Using numpy's linspace function, you can easily create a grid of n points - pairs of u's and v's covering the rectangle (0,0)-(1,0)-(1,1)-(0,1) uniformly. Here's how:
us = numpy.linspace(0, 1, int(numpy.sqrt(n)))
vs = us

for u in us:
    for v in vs:
        point = numpy.array([u, v])
(Edit: after this, I found out about numpy.mgrid. Facepalm.)

Actually, we plop those points into the equation, and we get our coordinates:
ab = b-a
ad = d-a

point = a + (u*ab) + (v*ad)

Fancy some style?

When we have all points, we group together their coordinates (into lists which I name X, Y, Z), and pass them to an interpolation function, to force them into a grid for creating a pretty contour plot.

xi = numpy.linspace(min(X), max(X), 100)
yi = numpy.linspace(min(Y), max(Y), 100)
zi = griddata(X,Y,Z,xi,yi,interp='nn')
CS = plt.contourf(xi,yi,zi,15,cmap=plt.cm.rainbow,
                  vmax=abs(zi).max(), vmin=-abs(zi).max())
I go on to make sure that no datapoint is ever lost, by using a Python dictionary to record them uniquely, and by loading and saving them to a file.

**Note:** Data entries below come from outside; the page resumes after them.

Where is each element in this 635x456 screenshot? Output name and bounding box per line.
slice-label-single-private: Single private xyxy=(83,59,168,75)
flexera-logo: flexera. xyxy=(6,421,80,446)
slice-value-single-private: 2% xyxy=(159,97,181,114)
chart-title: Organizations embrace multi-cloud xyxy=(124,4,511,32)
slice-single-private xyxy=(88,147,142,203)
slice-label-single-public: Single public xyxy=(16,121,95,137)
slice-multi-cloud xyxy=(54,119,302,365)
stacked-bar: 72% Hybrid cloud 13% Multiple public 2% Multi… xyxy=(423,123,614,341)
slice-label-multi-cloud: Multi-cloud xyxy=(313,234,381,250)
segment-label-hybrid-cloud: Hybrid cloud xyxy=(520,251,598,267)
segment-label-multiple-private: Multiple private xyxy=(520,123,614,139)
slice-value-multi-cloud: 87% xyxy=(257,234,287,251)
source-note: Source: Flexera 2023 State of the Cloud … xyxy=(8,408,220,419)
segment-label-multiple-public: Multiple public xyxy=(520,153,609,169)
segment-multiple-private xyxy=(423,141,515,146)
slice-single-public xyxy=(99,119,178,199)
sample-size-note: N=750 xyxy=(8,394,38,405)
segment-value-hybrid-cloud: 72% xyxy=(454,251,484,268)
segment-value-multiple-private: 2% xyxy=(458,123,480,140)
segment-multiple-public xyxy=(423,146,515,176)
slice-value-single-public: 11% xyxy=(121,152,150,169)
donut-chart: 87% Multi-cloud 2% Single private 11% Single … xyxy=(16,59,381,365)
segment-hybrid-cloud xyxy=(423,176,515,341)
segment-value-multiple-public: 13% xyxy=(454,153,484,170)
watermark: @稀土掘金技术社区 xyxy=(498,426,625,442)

Also, I overlaid this map over Google's, so we can find out what exactly we're looking at. I tried plotting a few dozen times. First to get the coordinates right, and then to try out various styles.

I reached Google's query limit - but I want to thank them for offering any amount of this service for free. It's like a taxi worker losing a client because of telling you where something is, instead of taking you himself.

I ended up using complete transparency when the commute is quickest, and completely opaque purple when it's slowest, because purple is the least used in Google Maps. Also, I slightly darkened the datapoints' positions.

I'm proud of the result (click to see a larger view):

You can download the source code and play with it. Feel free to send me a pull request if you tweak it into something even more awesome.